India is also in talks with Safran of France and Rolls Royce to jointly build jet engines, although no decision has been arrived at yet with either.

  • Enhancing long-term research and development cooperation, with a focus on identifying maritime security and intelligence surveillance reconnaissance (ISR) operational use cases.
  • Launching a new “Innovation Bridge” that will connect US and Indian defense startups.
  • Resilient Semiconductor Supply Chains
  • Enhancing bilateral collaboration on resilient semiconductor supply chains; supporting the development of a semiconductor design, manufacturing, and fabrication ecosystem in India; and leveraging complementary strengths, both countries intend to promote the development of a skilled workforce that will support global semiconductor supply chains and encourage the development of joint ventures and technology partnerships on mature technology nodes and packaging in India.
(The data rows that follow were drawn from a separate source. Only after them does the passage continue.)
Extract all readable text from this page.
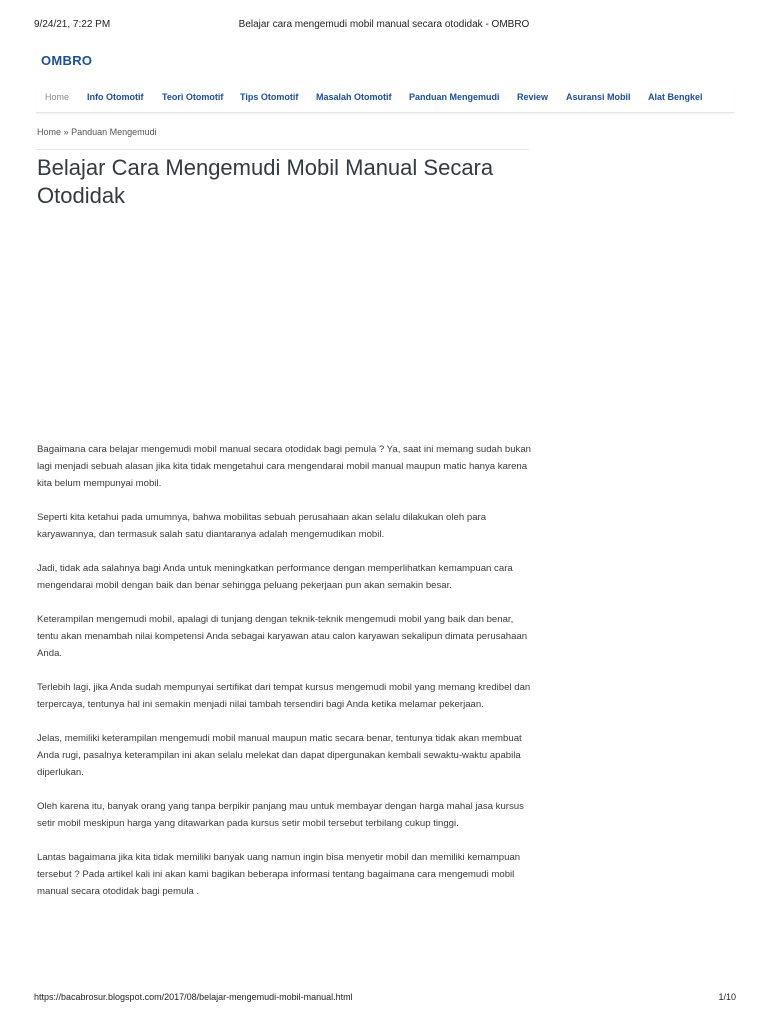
9/24/21, 7:22 PM	Belajar cara mengemudi mobil manual secara otodidak - OMBRO
OMBRO
Home Info Otomotif Teori Otomotif Tips Otomotif Masalah Otomotif Panduan Mengemudi Review Asuransi Mobil Alat Bengkel
Home » Panduan Mengemudi
Belajar Cara Mengemudi Mobil Manual Secara Otodidak

Bagaimana cara belajar mengemudi mobil manual secara otodidak bagi pemula ? Ya, saat ini memang sudah bukan lagi menjadi sebuah alasan jika kita tidak mengetahui cara mengendarai mobil manual maupun matic hanya karena kita belum mempunyai mobil.

Seperti kita ketahui pada umumnya, bahwa mobilitas sebuah perusahaan akan selalu dilakukan oleh para karyawannya, dan termasuk salah satu diantaranya adalah mengemudikan mobil.

Jadi, tidak ada salahnya bagi Anda untuk meningkatkan performance dengan memperlihatkan kemampuan cara mengendarai mobil dengan baik dan benar sehingga peluang pekerjaan pun akan semakin besar.

Keterampilan mengemudi mobil, apalagi di tunjang dengan teknik-teknik mengemudi mobil yang baik dan benar, tentu akan menambah nilai kompetensi Anda sebagai karyawan atau calon karyawan sekalipun dimata perusahaan Anda.

Terlebih lagi, jika Anda sudah mempunyai sertifikat dari tempat kursus mengemudi mobil yang memang kredibel dan terpercaya, tentunya hal ini semakin menjadi nilai tambah tersendiri bagi Anda ketika melamar pekerjaan.

Jelas, memiliki keterampilan mengemudi mobil manual maupun matic secara benar, tentunya tidak akan membuat Anda rugi, pasalnya keterampilan ini akan selalu melekat dan dapat dipergunakan kembali sewaktu-waktu apabila diperlukan.

Oleh karena itu, banyak orang yang tanpa berpikir panjang mau untuk membayar dengan harga mahal jasa kursus setir mobil meskipun harga yang ditawarkan pada kursus setir mobil tersebut terbilang cukup tinggi.

Lantas bagaimana jika kita tidak memiliki banyak uang namun ingin bisa menyetir mobil dan memiliki kemampuan tersebut ? Pada artikel kali ini akan kami bagikan beberapa informasi tentang bagaimana cara mengemudi mobil manual secara otodidak bagi pemula .

https://bacabrosur.blogspot.com/2017/08/belajar-mengemudi-mobil-manual.html	1/10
  • A joint task force set up by the US Semiconductor Industry Association (SIA) in partnership with the India Electronics Semiconductor Association (IESA) and the Government of India Semiconductor Mission would develop a “readiness assessment” to identify near-term industry opportunities and facilitate longer-term strategic development of complementary semiconductor ecosystems, the White House said.

Other areas of more robust cooperation include space, and involve advanced training for an Indian Space Research Organization (ISRO)/Department of Space astronaut at NASA Johnson Space Center, new STEM talent exchanges, strengthening the bilateral commercial space partnership, and expanding the agenda of the US-India Civil Space Joint Working Group to include planetary defense.
The next iCET meeting will be held in New Delhi later in 2023.